New Delhi (IANS) Ratings agency ICRA expects the Q1 FY2020 current account deficit (CAD) to remain steady at $16-17 billion or 2.3 per cent of GDP, despite the recent contraction in merchandise exports and imports.
The agency in a note pointed out that the de-growth in merchandise exports and imports is likely to persist in the immediate term, especially given the year-on-year (YoY) decline in crude oil prices, and the impact of the recent customs duty hike on gold and precious metals.
“Such factors, in addition to the threat imposed by global trade wars, as well as sluggish domestic demand, are likely to restrict the overall growth of both merchandise exports and imports to low single digits in FY2020,” the agency said.
Further, ICRA forecasts India’s CAD to widen to $63-68 billion in FY2020, from $57.2 billion in FY2019.
According to Aditi Nayar, Principal Economist, ICRA: “The widening in the merchandise trade deficit is likely to be absorbed by a mildly higher services trade surplus and remittance flows in Q1 FY2020.”
“As a result, the CAD is expected to remain largely steady at $16-17 billion or 2.3 per cent of GDP in the just-concluded quarter, relative to $15.8 billion in Q1 FY2019.”
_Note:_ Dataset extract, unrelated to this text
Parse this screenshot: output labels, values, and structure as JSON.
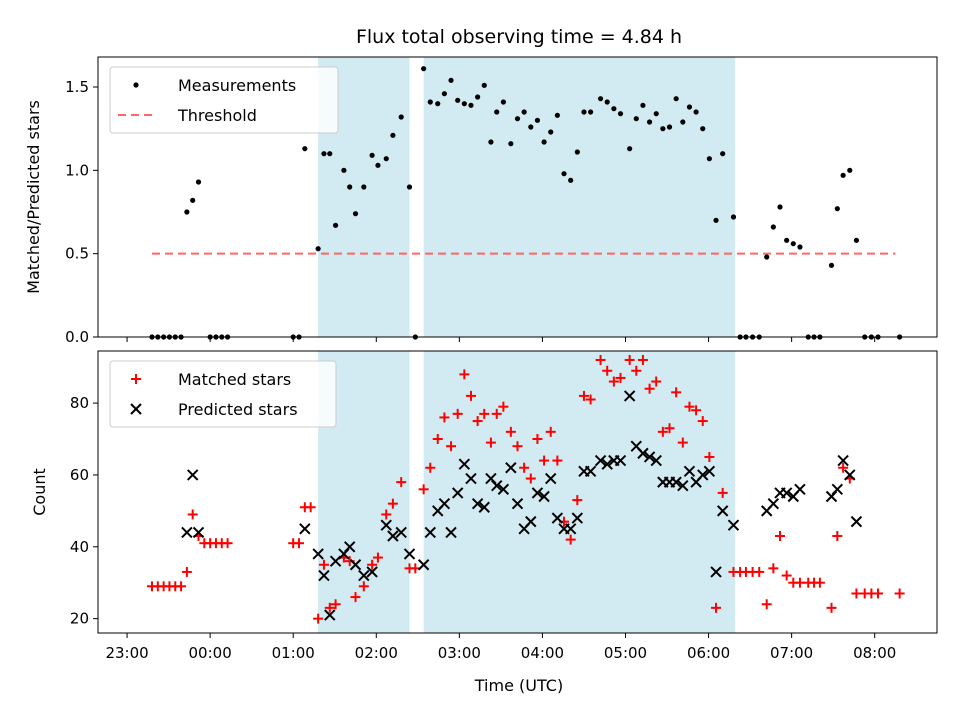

Recently released data indicates that India’s merchandise exports and imports contracted by 1.7 per cent and 0.3 per cent, respectively, in Q1 FY2020.
“The prevailing YoY decline in crude oil prices and a temporary dip in gold imports following the tax changes introduced in the Union Budget, may well result in a contraction in aggregate merchandise imports as well as exports in July 2019,” Nayar said.
“However, both these factors would contribute to a sizeable reduction in the size of the trade deficit in July 2019 to approximately $16-16.5 billion from the $18.6 billion recorded in July 2018, which was the highest monthly print for FY2019.”